Компания объединенных пароходств «Бредель и сыновья» поставила рыбаков перед выбором: либо принадлежащие ей в Санкт-Барбаре суда будут укомплектованы экипажами, набранными на стороне, либо местные рыбаки согласятся на прежние условия. Рыбаки заявили о своем согласии. После того как на коротком собрании было вынесено это решение, они ни между собой, ни с женами про это больше не поминали. Если нужно было, о предстоящем выходе говорили, как о чем-то обычном. Глядя через стол на своих мужей, рыбацкие жены примечали на дне их глаз что-то новое, устоявшееся, темное, точно густой осадок на дне опорожненного сосуда. Каждая женщина считала, что это лишь у ее мужа или сына. Но так было со всеми мужчинами.

Наверху, в трактире, они сидели теперь рядом, руки на коленях, каждый сам по себе. Точно люди, которые, сбившись в кучу, вдруг замечают, что рядом еще много места и можно отодвинуться.


Пароход Гулля отправлялся лишь в конце следующей недели, и Гулль расхаживал по городу и пляжу сколько вздумается. Он знал, что ему ничто уже не угрожает. Беда отдалилась на такое расстояние, что тень ее больше не падала на него. В полдень отсюда можно было с крутого выступа на берегу различить Санкт-Барбару. Последняя зима отошла в далекое прошлое, точно каждый час морского перехода можно было считать за год; в нем проснулась тоска по родине.
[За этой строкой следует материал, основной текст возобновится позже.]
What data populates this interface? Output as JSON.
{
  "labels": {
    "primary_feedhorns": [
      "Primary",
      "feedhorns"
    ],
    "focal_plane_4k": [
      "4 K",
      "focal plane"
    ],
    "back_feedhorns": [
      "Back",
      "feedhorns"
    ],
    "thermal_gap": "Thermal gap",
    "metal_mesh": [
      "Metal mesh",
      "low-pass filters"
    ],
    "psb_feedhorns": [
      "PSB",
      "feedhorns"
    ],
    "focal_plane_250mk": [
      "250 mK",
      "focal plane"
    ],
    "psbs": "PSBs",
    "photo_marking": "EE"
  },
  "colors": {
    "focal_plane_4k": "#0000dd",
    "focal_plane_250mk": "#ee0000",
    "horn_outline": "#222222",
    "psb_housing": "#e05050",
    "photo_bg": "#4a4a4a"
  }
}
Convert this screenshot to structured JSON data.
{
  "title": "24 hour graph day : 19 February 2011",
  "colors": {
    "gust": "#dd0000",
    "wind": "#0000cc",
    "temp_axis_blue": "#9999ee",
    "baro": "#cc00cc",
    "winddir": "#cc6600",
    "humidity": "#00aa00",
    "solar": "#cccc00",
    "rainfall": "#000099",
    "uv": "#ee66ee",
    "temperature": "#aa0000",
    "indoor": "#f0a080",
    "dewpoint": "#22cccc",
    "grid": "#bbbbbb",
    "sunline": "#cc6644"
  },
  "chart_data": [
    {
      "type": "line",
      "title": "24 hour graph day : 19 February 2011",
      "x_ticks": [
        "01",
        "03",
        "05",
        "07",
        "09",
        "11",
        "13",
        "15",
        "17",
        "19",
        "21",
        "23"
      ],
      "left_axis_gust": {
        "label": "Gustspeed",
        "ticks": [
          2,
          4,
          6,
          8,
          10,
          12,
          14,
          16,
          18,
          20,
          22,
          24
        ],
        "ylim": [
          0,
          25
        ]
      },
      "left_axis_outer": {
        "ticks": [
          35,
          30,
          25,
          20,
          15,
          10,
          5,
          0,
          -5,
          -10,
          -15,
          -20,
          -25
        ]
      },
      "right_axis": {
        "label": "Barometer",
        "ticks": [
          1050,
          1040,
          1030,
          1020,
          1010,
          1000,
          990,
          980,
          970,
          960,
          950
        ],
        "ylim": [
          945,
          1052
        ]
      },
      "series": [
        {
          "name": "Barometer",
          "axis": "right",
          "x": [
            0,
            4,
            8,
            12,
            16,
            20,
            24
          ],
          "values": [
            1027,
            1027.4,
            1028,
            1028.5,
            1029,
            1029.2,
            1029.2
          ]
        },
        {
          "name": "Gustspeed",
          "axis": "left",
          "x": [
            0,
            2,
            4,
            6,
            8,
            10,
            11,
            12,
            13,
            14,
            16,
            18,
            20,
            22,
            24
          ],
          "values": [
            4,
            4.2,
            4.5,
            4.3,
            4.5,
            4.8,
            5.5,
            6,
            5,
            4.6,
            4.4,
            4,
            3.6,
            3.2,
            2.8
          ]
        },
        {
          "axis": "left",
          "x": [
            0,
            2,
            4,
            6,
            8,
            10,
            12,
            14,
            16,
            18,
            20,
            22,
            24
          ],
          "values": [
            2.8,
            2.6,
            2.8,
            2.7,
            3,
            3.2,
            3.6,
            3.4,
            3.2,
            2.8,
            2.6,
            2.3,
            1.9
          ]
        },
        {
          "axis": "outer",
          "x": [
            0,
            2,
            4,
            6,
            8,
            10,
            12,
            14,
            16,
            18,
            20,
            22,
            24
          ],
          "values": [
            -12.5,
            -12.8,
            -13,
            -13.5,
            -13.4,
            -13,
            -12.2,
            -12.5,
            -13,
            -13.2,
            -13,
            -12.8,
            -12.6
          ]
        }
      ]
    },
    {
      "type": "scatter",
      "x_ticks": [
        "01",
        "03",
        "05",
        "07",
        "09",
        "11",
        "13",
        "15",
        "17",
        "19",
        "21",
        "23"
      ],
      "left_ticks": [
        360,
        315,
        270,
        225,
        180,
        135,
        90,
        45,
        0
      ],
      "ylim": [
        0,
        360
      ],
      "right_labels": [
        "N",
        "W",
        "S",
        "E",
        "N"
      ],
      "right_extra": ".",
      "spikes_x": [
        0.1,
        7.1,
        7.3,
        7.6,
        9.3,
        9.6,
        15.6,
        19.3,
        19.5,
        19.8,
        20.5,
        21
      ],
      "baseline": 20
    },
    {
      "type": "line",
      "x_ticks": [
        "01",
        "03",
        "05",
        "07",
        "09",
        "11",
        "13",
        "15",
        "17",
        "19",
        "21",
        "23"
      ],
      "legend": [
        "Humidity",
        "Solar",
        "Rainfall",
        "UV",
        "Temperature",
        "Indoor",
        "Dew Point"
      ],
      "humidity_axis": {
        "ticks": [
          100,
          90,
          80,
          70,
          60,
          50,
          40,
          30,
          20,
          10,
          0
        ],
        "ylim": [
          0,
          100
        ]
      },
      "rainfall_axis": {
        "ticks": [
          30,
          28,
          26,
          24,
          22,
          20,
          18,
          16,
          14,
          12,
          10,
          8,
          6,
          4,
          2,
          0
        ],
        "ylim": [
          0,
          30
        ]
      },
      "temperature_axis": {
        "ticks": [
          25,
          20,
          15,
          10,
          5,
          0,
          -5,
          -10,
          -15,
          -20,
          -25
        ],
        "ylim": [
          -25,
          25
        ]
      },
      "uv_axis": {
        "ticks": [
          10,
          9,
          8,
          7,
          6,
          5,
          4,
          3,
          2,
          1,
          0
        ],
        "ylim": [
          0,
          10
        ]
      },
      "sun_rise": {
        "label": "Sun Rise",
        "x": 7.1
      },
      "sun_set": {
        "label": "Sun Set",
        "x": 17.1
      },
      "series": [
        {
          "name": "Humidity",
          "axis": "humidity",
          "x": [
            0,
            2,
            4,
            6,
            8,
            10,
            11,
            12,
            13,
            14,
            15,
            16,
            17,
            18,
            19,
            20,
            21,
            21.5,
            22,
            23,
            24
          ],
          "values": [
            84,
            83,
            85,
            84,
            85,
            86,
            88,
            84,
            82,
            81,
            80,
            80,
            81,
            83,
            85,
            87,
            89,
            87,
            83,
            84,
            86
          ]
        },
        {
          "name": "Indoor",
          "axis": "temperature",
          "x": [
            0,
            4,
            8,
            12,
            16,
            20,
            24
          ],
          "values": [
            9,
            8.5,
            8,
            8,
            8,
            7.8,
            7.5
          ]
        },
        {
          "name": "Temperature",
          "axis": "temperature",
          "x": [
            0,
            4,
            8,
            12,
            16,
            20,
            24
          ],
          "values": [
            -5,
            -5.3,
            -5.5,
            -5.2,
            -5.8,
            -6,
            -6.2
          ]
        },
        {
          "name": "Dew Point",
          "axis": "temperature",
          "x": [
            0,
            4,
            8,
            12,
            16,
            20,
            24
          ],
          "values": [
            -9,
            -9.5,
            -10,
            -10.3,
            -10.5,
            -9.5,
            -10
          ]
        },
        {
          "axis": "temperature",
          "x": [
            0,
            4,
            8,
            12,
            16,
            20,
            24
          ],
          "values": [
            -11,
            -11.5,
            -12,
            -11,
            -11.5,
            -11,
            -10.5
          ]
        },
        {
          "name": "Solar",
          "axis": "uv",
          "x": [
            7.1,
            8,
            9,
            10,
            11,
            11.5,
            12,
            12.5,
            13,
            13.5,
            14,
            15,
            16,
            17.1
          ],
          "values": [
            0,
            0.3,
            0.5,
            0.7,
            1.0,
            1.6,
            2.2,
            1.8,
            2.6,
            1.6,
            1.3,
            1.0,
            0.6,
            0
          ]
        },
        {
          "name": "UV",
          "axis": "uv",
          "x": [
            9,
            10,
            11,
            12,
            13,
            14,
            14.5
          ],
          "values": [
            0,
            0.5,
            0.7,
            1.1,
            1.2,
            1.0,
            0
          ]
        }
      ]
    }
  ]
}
На молу рассказывали, что выход на промысел в Санкт-Барбаре — дело решенное. Только теперь стали ему известны все обстоятельства крушения «Мари Фарер». Андреаса в деревне не было — очевидно, ему еще до оцепления удалось бежать. Все эти новости рождали в душе у Гулля не только горечь, но и гнев. Его там не было! Без устали бродил он по улицам в надежде, что еще удастся повстречать Андреаса — то ли здесь, то ли где-нибудь в другом месте. Но что-то говорило ему, что никогда им уже не свидеться. Ему предстоит в полном одиночестве шагать среди этих бесчисленных людей. Зачем он только поддался на уговоры Мари! На душе у него было так же скверно, как в ту памятную ночь, в боковушке у Кеденнека. Но тогда он лишь говорил себе: «Надо уезжать!» — а теперь и в самом деле уехал. Все это было давным-давно и бог весть в какой дали, сейчас перед ним справа и слева мелькали дома, пестрые витрины, повозки, лошади и люди. Гулль направился к пароходу и сдал капитану свои документы, а затем снова вернулся на берег, побродил по улицам и вышел на мол. Стоял туманный день, и Санкт-Барбары не было видно. Стоило ему подумать, что через несколько дней рыбаки выйдут в море — будто кто ему только что это сообщил, — как им овладевало отчаяние, отдававшее горечью стыда. Но потом успокоился: ведь его, Гулля, никто не удерживает, он свободен, у него ни души близких. Он говорил себе со всей прямотой, что никогда всерьез не думал уезжать. Он справился, когда на Санкт-Барбару отходит следующий пароход. Еще два-три часа мыкался Гулль по городу и наконец ступил на борт. На обратном пути он все время проторчал в каюте, никто не узнал его, как и на пути сюда. Он уперся в одну точку. Снова захотелось ему женской близости, и он с удивлением вспомнил, что на острове были у него все возможности, а он почему-то ими пренебрег. Никто не задержал его на причале, а также по пути в деревню. Вечерело, дорога была пустынна. И все же ему попались две-три женщины и молоденький паренек. Гулль ускорил шаг, чтобы с ним не заговорили. Женщины остолбенели и долго провожали его взглядом. Их лица успели сменить кожу, но сейчас кожа дала трещину и оттуда проглянули старые их лица. Гулль поднялся наверх, в трактир.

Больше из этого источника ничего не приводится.